The Boxer: Claressa Shields, Professional boxer and two-time Olympic gold medalist

The People Issue

Aug 9, 2017 at 1:00 am
The Boxer: Claressa Shields
Photo by Jacob Lewkow

Claressa Shields grew up in Flint, a city long-besieged by wayward economic forces and, for the last three years, a seemingly never-ending water crisis. Her mother abused substances and her mother's boyfriend was abusive, so for many years, she lived with her grandmother.

Shields, 22, didn't meet her father until she was 9. He spent seven years in prison, and they met upon his release. While getting to know one another, he told his daughter he wished he'd just followed his passion in life — if he'd done that, things would be different.

"After being in prison for seven years, he got out and even though he served his time, he was treated like a convict and he couldn't get a job because he was a convicted felon," Shields says. "He felt like he had served his time, but they were still punishing him. He said if he had stuck to what he was passionate about, he wouldn't have been in the situation he was in. I just asked what he was passionate about and he said boxing. I thought if I were ever to do something big for my dad, it would be boxing. "

Tough from a young age, Shields says she could hold her own against the boys at school. "I could slam guys," she says. "I was able to do that stuff when I was younger."

By 11, she wandered into a local gym and began beating on the boys with such a fury that coach Jason Crutchfield could no longer ignore her innate talent, her obvious strength. But when she asked her dad to sign her up for boxing lessons, she didn't get the answer she expected.

"He said no. [He said] boxing was a man's sport and added on that I was too pretty to box," Shields says.

Egged on by her grandmother, Shields continued to train and eventually moved in with Crutchfield and his wife, becoming a family member as well as a mentee.

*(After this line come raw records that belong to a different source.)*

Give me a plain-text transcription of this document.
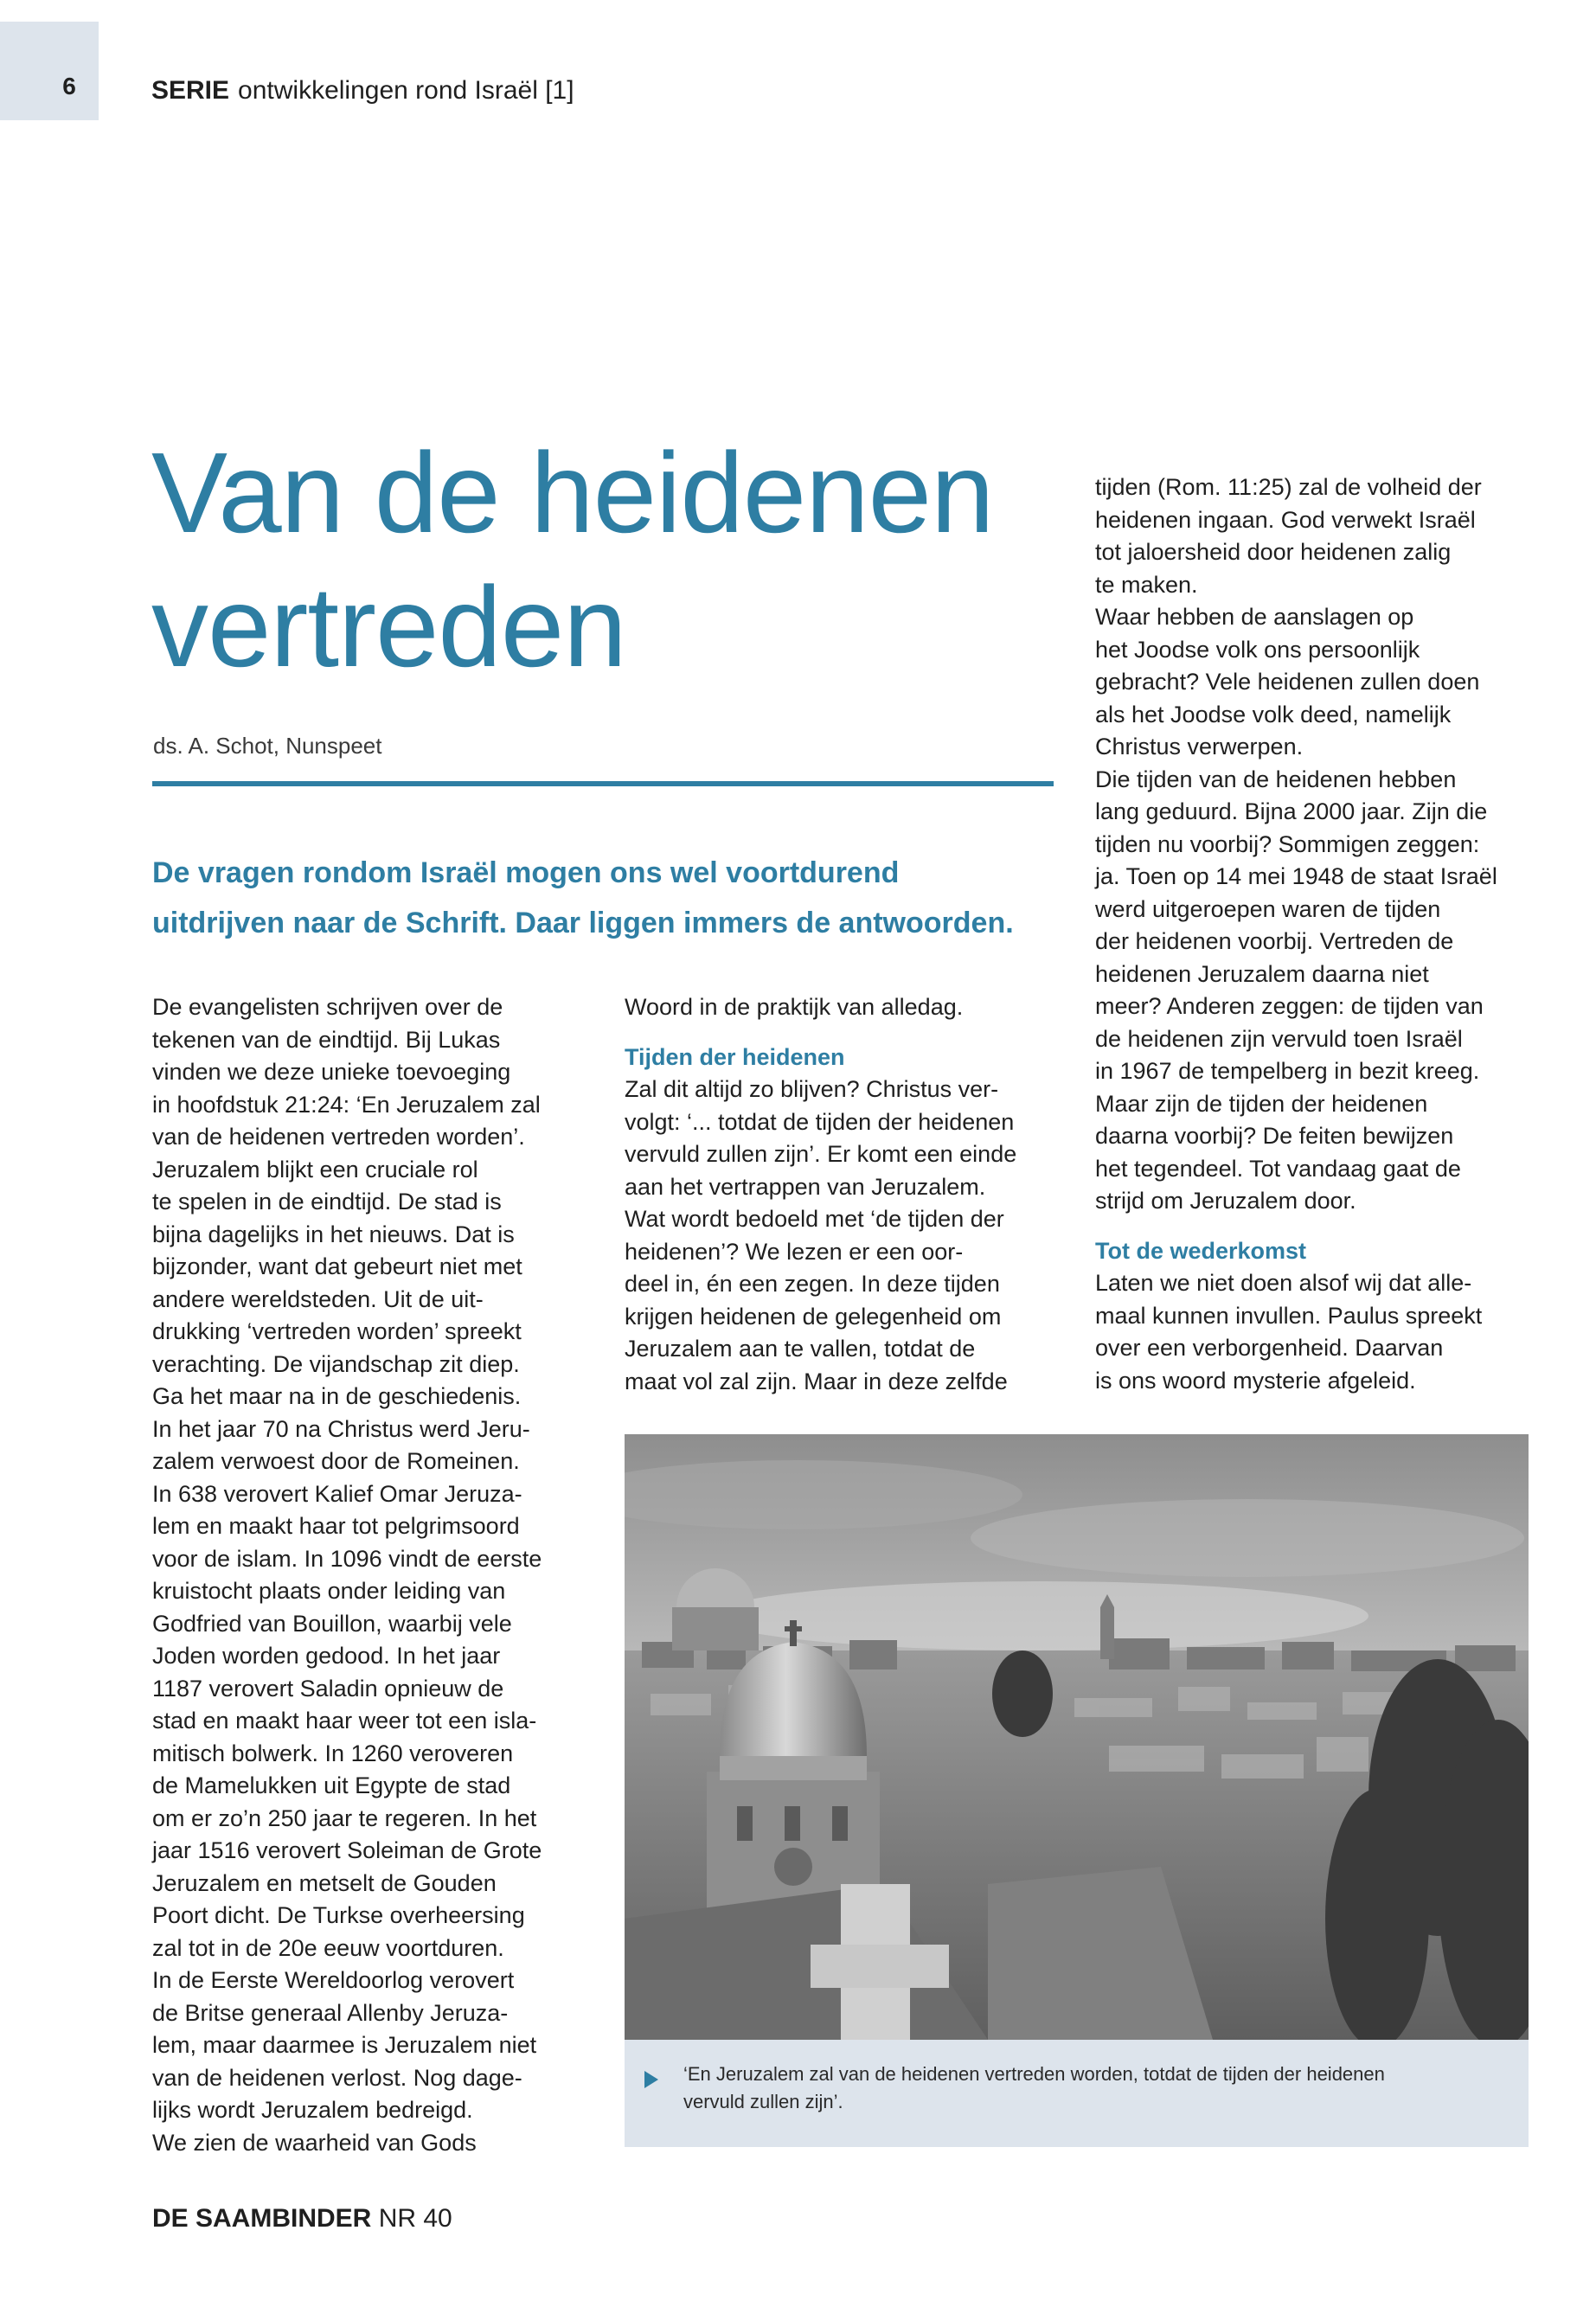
6	SERIE ontwikkelingen rond Israël [1]
Van de heidenen
vertreden
ds. A. Schot, Nunspeet
De vragen rondom Israël mogen ons wel voortdurend
uitdrijven naar de Schrift. Daar liggen immers de antwoorden.

De evangelisten schrijven over de
tekenen van de eindtijd. Bij Lukas
vinden we deze unieke toevoeging
in hoofdstuk 21:24: ‘En Jeruzalem zal
van de heidenen vertreden worden’.
Jeruzalem blijkt een cruciale rol
te spelen in de eindtijd. De stad is
bijna dagelijks in het nieuws. Dat is
bijzonder, want dat gebeurt niet met
andere wereldsteden. Uit de uit-
drukking ‘vertreden worden’ spreekt
verachting. De vijandschap zit diep.
Ga het maar na in de geschiedenis.
In het jaar 70 na Christus werd Jeru-
zalem verwoest door de Romeinen.
In 638 verovert Kalief Omar Jeruza-
lem en maakt haar tot pelgrimsoord
voor de islam. In 1096 vindt de eerste
kruistocht plaats onder leiding van
Godfried van Bouillon, waarbij vele
Joden worden gedood. In het jaar
1187 verovert Saladin opnieuw de
stad en maakt haar weer tot een isla-
mitisch bolwerk. In 1260 veroveren
de Mamelukken uit Egypte de stad
om er zo’n 250 jaar te regeren. In het
jaar 1516 verovert Soleiman de Grote
Jeruzalem en metselt de Gouden
Poort dicht. De Turkse overheersing
zal tot in de 20e eeuw voortduren.
In de Eerste Wereldoorlog verovert
de Britse generaal Allenby Jeruza-
lem, maar daarmee is Jeruzalem niet
van de heidenen verlost. Nog dage-
lijks wordt Jeruzalem bedreigd.
We zien de waarheid van Gods

Woord in de praktijk van alledag.

Tijden der heidenen

Zal dit altijd zo blijven? Christus ver-
volgt: ‘... totdat de tijden der heidenen
vervuld zullen zijn’. Er komt een einde
aan het vertrappen van Jeruzalem.
Wat wordt bedoeld met ‘de tijden der
heidenen’? We lezen er een oor-
deel in, én een zegen. In deze tijden
krijgen heidenen de gelegenheid om
Jeruzalem aan te vallen, totdat de
maat vol zal zijn. Maar in deze zelfde

tijden (Rom. 11:25) zal de volheid der
heidenen ingaan. God verwekt Israël
tot jaloersheid door heidenen zalig
te maken.
Waar hebben de aanslagen op
het Joodse volk ons persoonlijk
gebracht? Vele heidenen zullen doen
als het Joodse volk deed, namelijk
Christus verwerpen.
Die tijden van de heidenen hebben
lang geduurd. Bijna 2000 jaar. Zijn die
tijden nu voorbij? Sommigen zeggen:
ja. Toen op 14 mei 1948 de staat Israël
werd uitgeroepen waren de tijden
der heidenen voorbij. Vertreden de
heidenen Jeruzalem daarna niet
meer? Anderen zeggen: de tijden van
de heidenen zijn vervuld toen Israël
in 1967 de tempelberg in bezit kreeg.
Maar zijn de tijden der heidenen
daarna voorbij? De feiten bewijzen
het tegendeel. Tot vandaag gaat de
strijd om Jeruzalem door.

Tot de wederkomst

Laten we niet doen alsof wij dat alle-
maal kunnen invullen. Paulus spreekt
over een verborgenheid. Daarvan
is ons woord mysterie afgeleid.

‘En Jeruzalem zal van de heidenen vertreden worden, totdat de tijden der heidenen
vervuld zullen zijn’.
DE SAAMBINDER NR 40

Under Crutchfield's tutelage, a 16-year-old Shields qualified for the 2012 Olympics, where she competed against women whose experience far exceeded her own. Against all odds, she came home from London with a gold medal.

There is no doubt in Shields mind that she is the best boxer there is. She will tell you as much. Yet, the type of success male boxers experience has eluded her. Even after making history at the Olympics, she couldn't get a sponsorship deal. Brands were not clamoring to endorse her. It's been a slow, rocky journey and it's nowhere near over.

In 2016, Shields returned to the Olympics and came home with another gold medal, making her the only American Olympic boxer to win the title consecutively. Since then, the pace of her ascension to fame and fortune has moved from glacial to simply unhurried. She recently won a Nickelodeon Kids' Choice Sports award, an honor she seems as grateful for as those gold medals.

But, what she really wants is money. She wants a million-dollar fight. On Aug. 4, after only four matches as a professional boxer, she went up against 30-year-old, undefeated Nikki Adler at the MGM Grand Detroit for the World Boxing Council super middleweight title — and won.

The fight was Shields' second for Showtime, an opportunity that surely came with some cash. Yet, until women boxers are earning seven-figures per fight, Shields isn't going to stop demanding what she deserves.

"I want to break those barriers and erase those lines between women's boxing and men's boxing. I want to be there when we get equal pay and we have the same opportunity as men to box," she says. "Women should get equal pay and equal TV time and I hope by the end of my career, we're over that hump."